Northland Trip - Stage Three

So, with no feeling of any need to hang about in Paihia, I headed up the road to Kerikeri, where I knocked about for a couple of hours. I found a decent coffee, an interesting bookshop and even MacDonalds proved useful, by having the best internet in town. Nothing really appealed for lunch (although I was nearly tempted by the Jerusalem Restaurant). Just as well, because a mere five kilometres up the road, I was flabbergasted by Waipapa. When I left the north, it had maybe a dairy and a service station. I knew it had developed a tractor salesyard in the meantime, as a family friend worked in it for years.
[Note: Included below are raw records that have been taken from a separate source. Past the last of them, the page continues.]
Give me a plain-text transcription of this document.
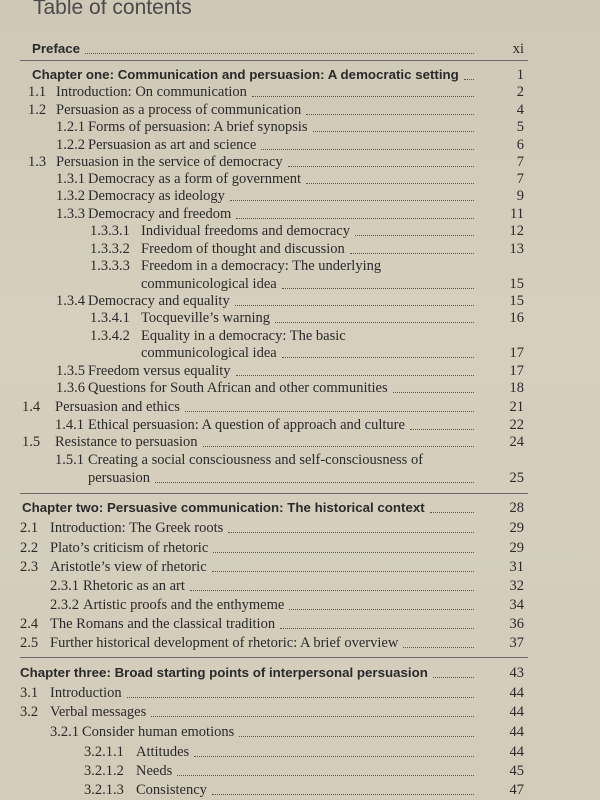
Table of contents
Preface	xi
Chapter one: Communication and persuasion: A democratic setting	1
1.1 Introduction: On communication	2
1.2 Persuasion as a process of communication	4
1.2.1 Forms of persuasion: A brief synopsis	5
1.2.2 Persuasion as art and science	6
1.3 Persuasion in the service of democracy	7
1.3.1 Democracy as a form of government	7
1.3.2 Democracy as ideology	9
1.3.3 Democracy and freedom	11
1.3.3.1 Individual freedoms and democracy	12
1.3.3.2 Freedom of thought and discussion	13
1.3.3.3 Freedom in a democracy: The underlying
communicological idea	15
1.3.4 Democracy and equality	15
1.3.4.1 Tocqueville’s warning	16
1.3.4.2 Equality in a democracy: The basic
communicological idea	17
1.3.5 Freedom versus equality	17
1.3.6 Questions for South African and other communities	18
1.4 Persuasion and ethics	21
1.4.1 Ethical persuasion: A question of approach and culture	22
1.5 Resistance to persuasion	24
1.5.1 Creating a social consciousness and self-consciousness of
persuasion	25
Chapter two: Persuasive communication: The historical context	28
2.1 Introduction: The Greek roots	29
2.2 Plato’s criticism of rhetoric	29
2.3 Aristotle’s view of rhetoric	31
2.3.1 Rhetoric as an art	32
2.3.2 Artistic proofs and the enthymeme	34
2.4 The Romans and the classical tradition	36
2.5 Further historical development of rhetoric: A brief overview	37
Chapter three: Broad starting points of interpersonal persuasion	43
3.1 Introduction	44
3.2 Verbal messages	44
3.2.1 Consider human emotions	44
3.2.1.1 Attitudes	44
3.2.1.2 Needs	45
3.2.1.3 Consistency	47
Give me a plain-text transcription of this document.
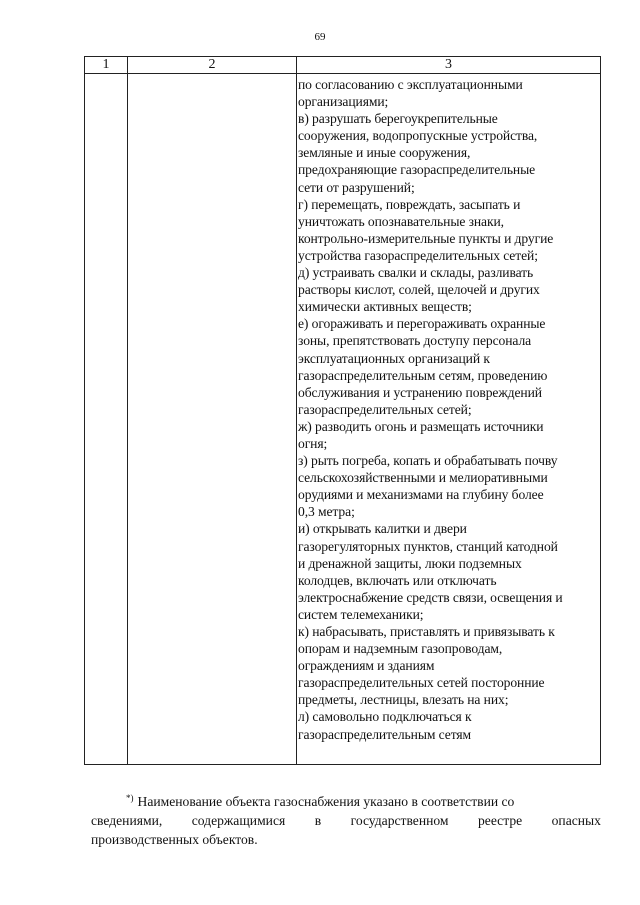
69
1	2	3
по согласованию с эксплуатационными
организациями;
в) разрушать берегоукрепительные
сооружения, водопропускные устройства,
земляные и иные сооружения,
предохраняющие газораспределительные
сети от разрушений;
г) перемещать, повреждать, засыпать и
уничтожать опознавательные знаки,
контрольно-измерительные пункты и другие
устройства газораспределительных сетей;
д) устраивать свалки и склады, разливать
растворы кислот, солей, щелочей и других
химически активных веществ;
е) огораживать и перегораживать охранные
зоны, препятствовать доступу персонала
эксплуатационных организаций к
газораспределительным сетям, проведению
обслуживания и устранению повреждений
газораспределительных сетей;
ж) разводить огонь и размещать источники
огня;
з) рыть погреба, копать и обрабатывать почву
сельскохозяйственными и мелиоративными
орудиями и механизмами на глубину более
0,3 метра;
и) открывать калитки и двери
газорегуляторных пунктов, станций катодной
и дренажной защиты, люки подземных
колодцев, включать или отключать
электроснабжение средств связи, освещения и
систем телемеханики;
к) набрасывать, приставлять и привязывать к
опорам и надземным газопроводам,
ограждениям и зданиям
газораспределительных сетей посторонние
предметы, лестницы, влезать на них;
л) самовольно подключаться к
газораспределительным сетям
*) Наименование объекта газоснабжения указано в соответствии со
сведениями, содержащимися в государственном реестре опасных
производственных объектов.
I'd heard rumours of a Warehouse going there recently. But nothing prepared me for the fact that Waipapa has a shopping mall! Noel Leeming, Dick Smiths, Lighting Direct - they're all there. Plus a pretty good cafe which made me mussel fritters for lunch. That's something I've not had for a while. Apparently the mall has been in Waipapa for two, maybe three, months so it is little wonder its existence had escaped my attention. As I headed north, I was struck by how pleasantly green everything was but also at how little livestock there was to be seen. I think that when I went to our old farm, I did not see an animal of any sort. I stopped in for a quick look at Matauri Bay - reputed to be the best beach in Northland, This place was notorious in the 1980's because of local Maori resistence to public access: they had the cheek to block the road and charge a fee to go to the beach. The beach! It is every Kiwi's birthright that he or she shall have unrestricted and free access to the entire coastline, so this was an affront. Of course, in the meantime, all sorts of people have bought bits of the coastline and put up the "no trespassing" signs.

There was no indication of any toll today, but funding seems to be coming from other sources
- development is underway (since being up there, I noticed an advertisement for Matauri Bay sections in the Sunday paper).

When I was a kid, I always preferred the next beach up the coast,
but I'd be hard pressed to say that even it is the "best" in Northland. Indeed, my tastes now tend more towards the Whangaroa Harbour, just a little further north: It is a very peaceful place , no beach as such, but I'm not actually a big fan of the beachThe "town" was just a pub and a general store, and my backpackers tucked up behind it all. I was a little bit worried about what I'd get for tea, so worried that I drove out to Kaeo for some emergency supplies (not that there was anything better there in terms of food suppliers) but my concerns were groundless. There were a few people drinking in and around the pub; around 7 or 7:30, there was a general movement towards its restaurant, and the guy there did us proud. He seemed to have a fairly new assistant - she can't have been much more than about 16. The chef was a little like Gordon Ramsay, in the way he was constantly talking her through her job, but completely unlike Mr Ramsay in that he was issuing instructions and giving encouragement to her the whole time, a very polite and nurturing version. It felt good, seeing this local kid being given some decent training, an opening to a potential career, right there in Whangaroa. And the food that kitchen put out was fantastic - I had a pretty humble steak, chips and eggs (the mushrooms were lost in transit), but the steak was magnificently cooked and very generously sized. Steve Braunias would do worse than go there in his hunt for a decent New Zealand steak.